La sclérose en plaques est une maladie dégénérative qui affecte le système nerveux. Ses causes ne sont pas connues, bien que les chercheur(e)s aient identifié des facteurs génétiques, environnementaux et épidémiologiques qui influencent l’apparition de la maladie. La SEP est  considérée comme une maladie auto-immune qui s’attaque au système nerveux central (cerveau, moelle épinière et nerfs optiques). Elle est liée à une activité anormale de certains anticorps dirigés contre la gaine de myéline, l’enveloppe protectrice des fibres nerveuses. Si  la détérioration de la myéline est importante, l’influx peut être complètement bloqué.

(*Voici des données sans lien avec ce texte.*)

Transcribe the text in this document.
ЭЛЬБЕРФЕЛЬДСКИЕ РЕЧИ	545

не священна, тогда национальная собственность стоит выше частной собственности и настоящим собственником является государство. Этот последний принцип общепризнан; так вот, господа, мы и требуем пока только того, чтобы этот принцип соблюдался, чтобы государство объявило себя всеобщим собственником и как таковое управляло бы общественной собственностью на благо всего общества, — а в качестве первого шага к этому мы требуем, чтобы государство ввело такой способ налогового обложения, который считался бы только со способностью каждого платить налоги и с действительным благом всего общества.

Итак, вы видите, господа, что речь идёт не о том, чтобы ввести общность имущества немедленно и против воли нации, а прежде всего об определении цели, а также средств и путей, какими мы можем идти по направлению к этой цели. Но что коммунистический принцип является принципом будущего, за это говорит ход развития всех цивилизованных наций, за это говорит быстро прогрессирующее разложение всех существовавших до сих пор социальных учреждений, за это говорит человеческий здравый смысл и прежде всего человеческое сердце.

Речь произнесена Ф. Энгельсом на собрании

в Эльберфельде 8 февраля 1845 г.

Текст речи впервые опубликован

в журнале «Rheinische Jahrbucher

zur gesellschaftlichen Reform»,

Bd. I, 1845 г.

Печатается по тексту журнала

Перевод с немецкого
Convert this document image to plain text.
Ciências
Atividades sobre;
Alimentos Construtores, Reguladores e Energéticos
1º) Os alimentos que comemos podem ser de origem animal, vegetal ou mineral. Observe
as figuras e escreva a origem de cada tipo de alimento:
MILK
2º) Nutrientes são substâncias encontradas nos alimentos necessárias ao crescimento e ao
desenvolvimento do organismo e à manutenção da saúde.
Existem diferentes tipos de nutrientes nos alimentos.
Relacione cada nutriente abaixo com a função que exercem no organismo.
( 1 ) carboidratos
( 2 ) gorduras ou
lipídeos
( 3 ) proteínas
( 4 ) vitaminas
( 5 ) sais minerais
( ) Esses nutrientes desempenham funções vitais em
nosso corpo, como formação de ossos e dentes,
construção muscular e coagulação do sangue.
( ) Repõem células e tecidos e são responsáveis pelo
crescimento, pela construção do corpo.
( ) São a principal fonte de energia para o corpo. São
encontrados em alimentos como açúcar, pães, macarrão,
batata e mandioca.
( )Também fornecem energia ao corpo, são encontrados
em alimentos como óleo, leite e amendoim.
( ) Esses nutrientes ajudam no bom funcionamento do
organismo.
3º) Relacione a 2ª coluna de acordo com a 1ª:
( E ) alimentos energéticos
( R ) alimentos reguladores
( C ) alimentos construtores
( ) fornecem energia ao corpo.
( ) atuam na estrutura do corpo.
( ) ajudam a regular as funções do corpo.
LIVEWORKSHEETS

Au Canada, on compte présentement entre 55 000 et 75 000 personnes atteintes de la SP, ce qui représente l’un des taux les plus élevés au monde. Bien qu’on ne soit pas encore capable de guérir la maladie, plusieurs traitements sont toutefois disponibles pour en freiner la progression et en diminuer les impacts. En Estrie seulement, plusieurs cas par année sont diagnostiqués.

Il existe 3 types généraux de sclérose en plaques et une autre catégorie plus ou moins bien établie.

  • Sclérose en plaques récurrente/rémittente
    • Cette forme de sclérose en plaques implique des poussées de sclérose sur une base irrégulière. Lors de celles-ci, les symptômes existants deviennent possiblement plus forts et de nouveaux symptômes apparaissent parfois. Ce type de sclérose peut entrainer des rechutes aux quelques mois comme aux quelques jours tout comme elle peut devenir inactive pendant plusieurs années avant de réapparaitre. Cette sclérose en plaques est la plus sensible aux Immunomodulateurs, ce qui permet de la contrôler plus facilement.
  • La sclérose en plaques secondaire progressive
    • La SEP secondaire progressive se développe lors de l’aggravation d’une SEP récurrente. Elle représente l’évolution de la maladie où des symptômes plus sévères tels qu’une perte de mobilité ou une autre infirmité se développe de manière permanente chez le patient. Environ 40 % des cas de sclérose en plaques se développent sous cette forme.
  • Sclérose en plaques primaire progressive
    • Contrairement aux autres types de SEP, celui-ci ne présente pas de poussées distinctes de la maladie. Les symptômes deviennent de plus en plus forts et de nouveaux symptômes apparaissent progressivement au cours des années.
  • La sclérose en plaques bénigne
    • Cette SEP, constituant 20 % des cas de la maladie, est généralement causée par quelques poussées de sclérose qui disparaissent presque entièrement, laissant derrière elles des séquelles peu sévères. Les symptômes sont faibles et se limitent souvent à une perte de sensibilité ou de mémoire. On ne peut diagnostiquer ce type de sclérose que si des symptômes plus importants se développent, ce qui arrive généralement environ une dizaine d’année après les premières poussées de la maladie.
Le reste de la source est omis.